In that perspective if we want to learn how alien species communicate, we should probably start with animals since they are the aliens we already have on tap. And what has evolved amongst them probably is one pathway by which languages generally develop, no matter what or where their locale.

Not a day passes but the media (not to mention yours truly – see “Are those missing aliens lurking in the hidden dimensions of string theory?” ) don’t talk about UFOs, aliens, star systems, exoplanets and the like. One of these days the aliens are going to turn up in some form, digital if not in the, er, flesh. What will we do then? Use Na’vi or Klingon? What if the future of humanity or the Earth is at stake. There is, as it turns, out a discipline of exolinguistics, but good luck trying to find out where it’s taught.

The Primal Scream?

Is there a primal grammar in the communication of any being whether it be terrestrial or extraterrestrial? That primal grammar represents the primal scream which is the universal expression of any being anywhere that wants to communicate?

A scream that is based on leveraging the information contained in energy flows between environment and animal, which includes food, temperature, electromagnetic input and output and so on. Stuff that comes way before emotions, love, culture and even art.

If so it would be universal in the universe. It would exist in beings from anywhere not just our pedestrian little Earth. If so would that primal grammar in fact be consciousness based on the energy flows between alien being and environment?

Used by beings that don’t need to be made of flesh and blood or even traditional biology. Such as rocks that communicate using gravitational waves to express what’s going on in their milieu, a language we could call RokTok maybe.

Maybe at temperatures of millions of degrees where the language organizes plasma flows that we interpret as physical solar phenomena but that are really communications based on RokTok and its higher temperature manifestations?

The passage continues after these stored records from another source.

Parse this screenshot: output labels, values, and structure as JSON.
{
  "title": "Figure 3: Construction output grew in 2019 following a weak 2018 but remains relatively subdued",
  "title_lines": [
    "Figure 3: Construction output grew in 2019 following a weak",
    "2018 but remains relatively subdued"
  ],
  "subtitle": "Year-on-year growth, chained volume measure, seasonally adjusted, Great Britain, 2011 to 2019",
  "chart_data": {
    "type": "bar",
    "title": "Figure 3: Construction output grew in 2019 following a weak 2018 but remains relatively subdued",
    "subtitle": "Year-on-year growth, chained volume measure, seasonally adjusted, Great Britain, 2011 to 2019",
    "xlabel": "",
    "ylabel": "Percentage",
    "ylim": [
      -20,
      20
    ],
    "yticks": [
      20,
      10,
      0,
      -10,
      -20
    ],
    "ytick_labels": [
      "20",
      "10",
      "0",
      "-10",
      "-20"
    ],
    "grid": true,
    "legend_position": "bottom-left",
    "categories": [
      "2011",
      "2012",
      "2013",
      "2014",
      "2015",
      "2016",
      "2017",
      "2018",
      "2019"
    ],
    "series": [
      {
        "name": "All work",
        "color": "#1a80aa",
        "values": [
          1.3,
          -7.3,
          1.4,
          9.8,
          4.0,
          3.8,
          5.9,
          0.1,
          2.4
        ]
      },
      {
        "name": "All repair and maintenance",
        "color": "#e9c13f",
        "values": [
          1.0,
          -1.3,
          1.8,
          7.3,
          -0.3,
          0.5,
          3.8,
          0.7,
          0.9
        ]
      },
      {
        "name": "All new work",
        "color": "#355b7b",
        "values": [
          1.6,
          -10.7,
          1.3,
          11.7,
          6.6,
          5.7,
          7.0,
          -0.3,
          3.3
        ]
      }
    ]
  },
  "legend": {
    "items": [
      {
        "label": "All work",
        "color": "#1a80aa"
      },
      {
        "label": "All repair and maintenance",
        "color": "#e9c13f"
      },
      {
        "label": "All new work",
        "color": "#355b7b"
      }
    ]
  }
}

Are we all missing the fundamental linguistic significance of the data we are getting from the James Webb telescope?

By missing the significance of the communications of insects we may also be missing the meaning in cosmological events. That gap would include the interpretation of these events in the perspective of cosmological consciousness. In turn that may have all started with the lowly creatures on a planet or star somewhere whose primal languages may have colonized every star and planet beyond Earth.